Most such errors are intermittent,
which means they may be unnoticed until after a product has been shipped;
they are also often very difficult to fix.
This problem has been addressed by pure declarative languages that support
explicit parallelism.
However, this does nothing about another problem:
it is often difficult for developers to find tasks that are worth
parallelising.
When they can be found,
it is often too easy to create too much parallelism,
such that the overheads of parallel execution overwhelm the benefits gained
from the parallelism.
Also, when parallel tasks depend on other parallel tasks,
the dependencies may restrict the amount of parallelism available.
This makes it even harder for programmers to estimate the benefit of
parallel execution.
In this dissertation we describe our
profile feedback directed automatic parallelisation system,
which aims at solving this problem.
We implemented this system for Mercury, a pure declarative logic programming
language.
We use information gathered from a profile collected from a sequential
execution of a program to inform the compiler about how that program can be
parallelised.
Ours is, as far as we know, the first automatic parallelisation system that
can estimate the parallelism available among any number of parallel tasks
with any number of (non-cyclic) dependencies.
This novel estimation algorithm is supplemented by
an efficient exploration of the program's call graph,
an analysis that calculates the cost of recursive calls (as this is not provided
by the profiler),
and an efficient search for the best parallelisation of $N$ computations
from among the $2^{N-1}$ candidates.
We found that in some cases where our system parallelised a loop,
spawning off virtually all of its iterations,
the resulting programs exhibited excessive memory usage and poor
performance.
We therefore designed and implemented
a novel program transformation that fixes this problem.
Our transformation allows programs to gain large improvements
in performance and in several cases, almost perfect linear speedups.

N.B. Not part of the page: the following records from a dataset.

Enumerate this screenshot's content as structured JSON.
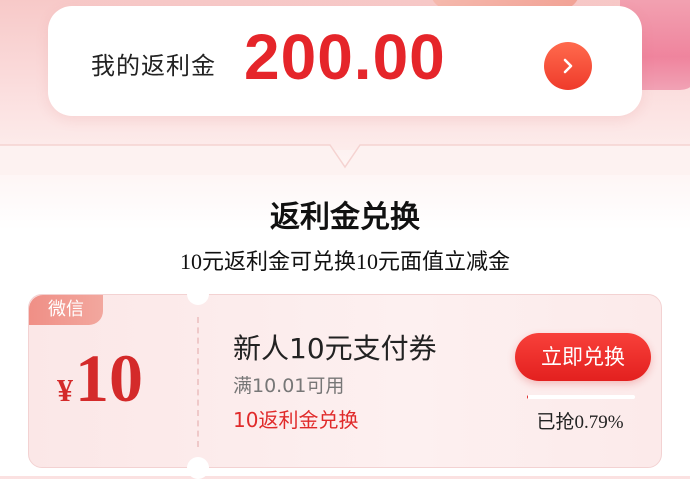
{
  "colors": {
    "accent": "#e5252a",
    "button": "#e3201f",
    "tag": "#f08f86",
    "coupon_bg": "#fbe7e7"
  },
  "balance": {
    "label": "我的返利金",
    "amount": "200.00",
    "arrow_icon": "chevron-right-icon"
  },
  "exchange": {
    "title": "返利金兑换",
    "subtitle": "10元返利金可兑换10元面值立减金"
  },
  "coupon": {
    "tag": "微信",
    "currency": "¥",
    "value": "10",
    "name": "新人10元支付券",
    "condition": "满10.01可用",
    "cost": "10返利金兑换",
    "redeem_label": "立即兑换",
    "grabbed_text": "已抢0.79%",
    "grabbed_percent": 0.79
  }
}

The transformation also allows recursive calls within the parallelised code
to take advantage of tail recursion.
Also presented in this dissertation are many changes that improve the
performance of Mercury's parallel runtime system,
as well as a proposal and partial implementation of a visualisation tool
that assists developers with parallelising their programs,
and helps researchers develop automatic parallelisation tools and
improve the performance of the runtime system.
Overall,
we have attacked and solved a number of issues that are critical to
making automatic parallelism a realistic option for developers.